The company also services rural and farming communities in the UK with heating oil and fuel from its eight depots.
This division represented £297.5m (71.3%) of revenues, generating a slim but improving profit of £6.7m.

The last year was a successful one with feed volumes, machinery revenues and retail sales all improved.

Engineering

Its Engineering division designs and manufactures pressure vessels, manufactures precision components from specialist steel alloys, manufactures robotic manipulators, and provides engineering design, assembly, and installation services for the nuclear, defence and oil & gas industries.

Engineering contributed £51.3m (12.3%) of sales and £3.9m of operating profit.

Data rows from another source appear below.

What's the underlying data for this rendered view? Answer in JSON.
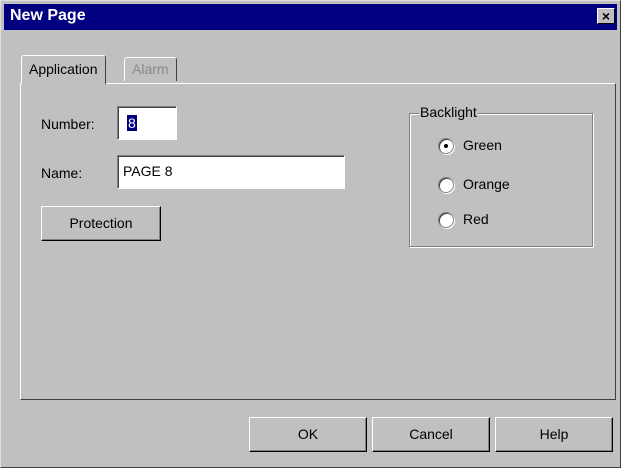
{
  "window": {
    "title": "New Page",
    "close_symbol": "×"
  },
  "tabs": [
    {
      "label": "Application",
      "active": true
    },
    {
      "label": "Alarm",
      "active": false,
      "disabled": true
    }
  ],
  "form": {
    "number_label": "Number:",
    "number_value": "8",
    "name_label": "Name:",
    "name_value": "PAGE 8",
    "protection_button": "Protection"
  },
  "backlight": {
    "label": "Backlight",
    "options": [
      {
        "label": "Green",
        "selected": true
      },
      {
        "label": "Orange",
        "selected": false
      },
      {
        "label": "Red",
        "selected": false
      }
    ]
  },
  "buttons": {
    "ok": "OK",
    "cancel": "Cancel",
    "help": "Help"
  },
  "colors": {
    "titlebar": "#000080",
    "face": "#c0c0c0",
    "disabled_text": "#8a8a8a"
  }
}
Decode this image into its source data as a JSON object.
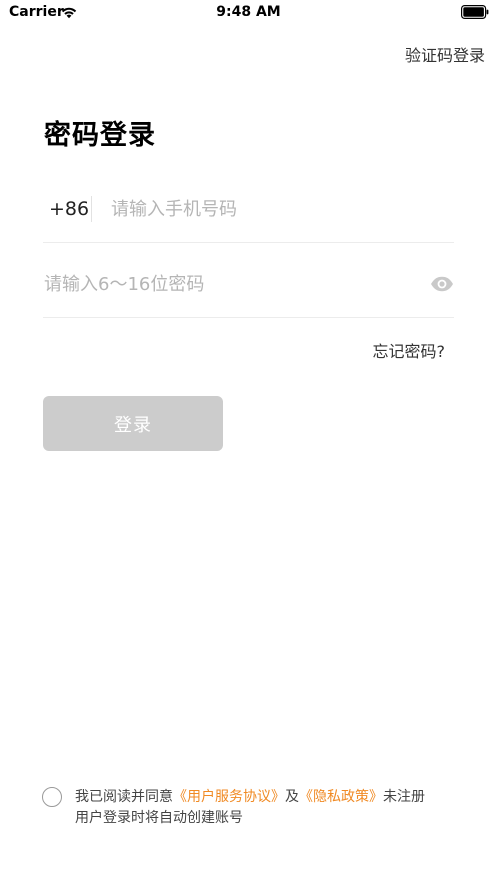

Despite lower oil prices and Covid-19 impacting this side in Q1 its adjusted profits were only marginally higher.

However, it ended the period with a 15.9% increase in its recovered order books and now stands at over £44.6m.

Outlook

The company has a strong cashflow and a robust balance sheet, worth some £130m.

Group debt is expected to reduce still further this current year, after the 47.2% drop from £18.9m to just £10m by the year end. Estimates suggest £8m in 2022 then down to just £2m by the end of the 2023 trading year.

Livestock and milk prices remain strong, which should underpin strong demand for Speciality Agriculture in both the UK and the US.

Continued investment in Agricultural Supplies, is expected to be made this year across people, processes and technology.

Market Views

Trading in FY22 has started positively and in line with expectations, with the inflationary headwinds being managed.

The group’s Board remains confident in the prospects for all three divisions.

Market expectations are for a slight increase to £422m in sales, to £17.25m in profits, worth 13.7p in earnings and covering a 5.2p dividend.

For the year to end August 2023 sales are expected at £434m, profits of £17.9m, earnings at 14p and a dividend of 5.4p per share.

My View

I see the next couple of years being a period of advancement for Carr’s. It is a well-run business that is able to grow steadily, aided by the occasional acquisition – much as it has done since 1831.

Having first prepared a Profile on the company way back in July 2019 I have only seen the shares subsequently peak out at 160p, only some 7p better than my initial price.

However, I really do like the investment attractions of this solid company after the hassles of the last couple of years.

With its shares now at only 152p I will set a new Target Price of 185p for 2022.